DataTrek Research co-founder Nicholas Colas said both problems would be caused by Tesla’s ballooning market cap, which currently sits at $417 billion.
Unwanted Volatility: The first problem is that Tesla would immediately have roughly a 1.5% weighting in the S&P 500, further concentrating the index’s weighting in just a handful of tech names. In addition, Tesla’s trading action in the last year alone highlights just how much more volatile the stock is than any of the other mega-cap stocks with the highest S&P 500 weightings.
"This would make the 500 more volatile over time, especially if/when concerns about a bubble in the stock prove true," Colas said of Tesla. "It is barely profitable, and its black ink comes from the sale of government mandated credits rather than factory operating margin."
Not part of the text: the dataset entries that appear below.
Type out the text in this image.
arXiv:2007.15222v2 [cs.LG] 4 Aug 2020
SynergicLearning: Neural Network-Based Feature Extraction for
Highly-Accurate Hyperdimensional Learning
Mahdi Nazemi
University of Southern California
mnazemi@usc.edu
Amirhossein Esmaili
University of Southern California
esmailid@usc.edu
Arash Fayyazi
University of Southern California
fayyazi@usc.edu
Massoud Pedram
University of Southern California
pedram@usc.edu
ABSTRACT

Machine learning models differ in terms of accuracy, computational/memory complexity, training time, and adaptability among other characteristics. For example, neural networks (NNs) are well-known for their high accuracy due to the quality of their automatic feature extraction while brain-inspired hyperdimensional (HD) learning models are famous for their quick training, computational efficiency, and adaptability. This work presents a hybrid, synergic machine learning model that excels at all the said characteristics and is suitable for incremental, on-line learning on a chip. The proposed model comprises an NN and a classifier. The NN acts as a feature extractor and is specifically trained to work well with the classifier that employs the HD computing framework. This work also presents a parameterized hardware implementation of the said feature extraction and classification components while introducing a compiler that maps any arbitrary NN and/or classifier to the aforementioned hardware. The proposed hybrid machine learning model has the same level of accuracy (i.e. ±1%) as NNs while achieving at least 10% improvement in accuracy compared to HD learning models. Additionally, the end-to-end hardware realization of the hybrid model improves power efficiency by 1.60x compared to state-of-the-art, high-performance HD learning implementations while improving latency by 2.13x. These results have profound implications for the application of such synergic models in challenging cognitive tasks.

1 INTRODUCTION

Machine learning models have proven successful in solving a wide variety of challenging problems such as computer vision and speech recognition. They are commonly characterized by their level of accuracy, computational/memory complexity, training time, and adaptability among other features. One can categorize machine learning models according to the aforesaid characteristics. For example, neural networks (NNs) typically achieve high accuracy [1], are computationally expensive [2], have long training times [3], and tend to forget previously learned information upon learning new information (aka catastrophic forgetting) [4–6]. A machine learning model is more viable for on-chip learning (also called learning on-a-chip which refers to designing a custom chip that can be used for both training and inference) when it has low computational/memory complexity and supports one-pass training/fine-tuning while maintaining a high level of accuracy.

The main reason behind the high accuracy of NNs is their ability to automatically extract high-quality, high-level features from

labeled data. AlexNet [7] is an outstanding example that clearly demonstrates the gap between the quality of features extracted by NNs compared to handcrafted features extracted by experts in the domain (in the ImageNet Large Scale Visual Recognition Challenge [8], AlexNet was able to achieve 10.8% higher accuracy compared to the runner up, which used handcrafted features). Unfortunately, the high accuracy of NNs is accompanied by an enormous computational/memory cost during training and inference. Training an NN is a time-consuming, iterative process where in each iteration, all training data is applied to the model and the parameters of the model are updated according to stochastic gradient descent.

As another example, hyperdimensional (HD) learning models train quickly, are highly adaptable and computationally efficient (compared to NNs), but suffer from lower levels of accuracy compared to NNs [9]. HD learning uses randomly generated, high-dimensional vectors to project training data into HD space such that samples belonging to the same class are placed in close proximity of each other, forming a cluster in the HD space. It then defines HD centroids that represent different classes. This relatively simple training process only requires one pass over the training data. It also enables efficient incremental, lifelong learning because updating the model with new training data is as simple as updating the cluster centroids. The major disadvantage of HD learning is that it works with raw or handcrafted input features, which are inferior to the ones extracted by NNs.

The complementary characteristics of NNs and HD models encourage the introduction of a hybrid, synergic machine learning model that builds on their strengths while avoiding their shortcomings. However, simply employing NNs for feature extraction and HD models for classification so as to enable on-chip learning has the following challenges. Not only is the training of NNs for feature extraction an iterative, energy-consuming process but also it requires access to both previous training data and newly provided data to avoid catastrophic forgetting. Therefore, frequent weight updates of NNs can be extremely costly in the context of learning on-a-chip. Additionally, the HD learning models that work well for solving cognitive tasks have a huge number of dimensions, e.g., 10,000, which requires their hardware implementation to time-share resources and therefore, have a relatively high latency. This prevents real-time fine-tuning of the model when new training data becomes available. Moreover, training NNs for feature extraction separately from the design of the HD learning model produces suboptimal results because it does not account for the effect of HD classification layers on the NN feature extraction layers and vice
Top-Heavy Sectors: The second problem has to do with a general trend in the S&P 500 in which single stocks are dominating entire sectors. Colas said Tesla would almost certainly be added to the Industrial sector, presumably accounting for an initial weighting of around 20% of the sector.
At that point, five different sectors could potentially have one single stock representing greater than 20% weighting:
- Tesla at 20% of Industrials
- Apple, Inc. AAPL at 25% of Technology.
- Amazon.com, Inc. AMZN at 25% of Consumer Discretionary.
- Chevron Corporation CVX at 23% of Energy.
- Facebook, Inc. FB at 24% of Communication Services.
Colas said including Tesla in the S&P 500 would create a major headache for the selection committee in terms of the overall volatility and diversification of the index, as well as the volatility and diversification of individual sectors.
Benzinga’s Take: The S&P selection committee may be dragging its heels on including Tesla on hopes that the stock’s valuation will come back to earth at some point, potentially reducing the risk and volatility associated with adding the stock to the index. The committee can even justify the delay due to the concerns Colas pointed out about the profitability of Tesla’s core auto business without the sale of regulatory credits.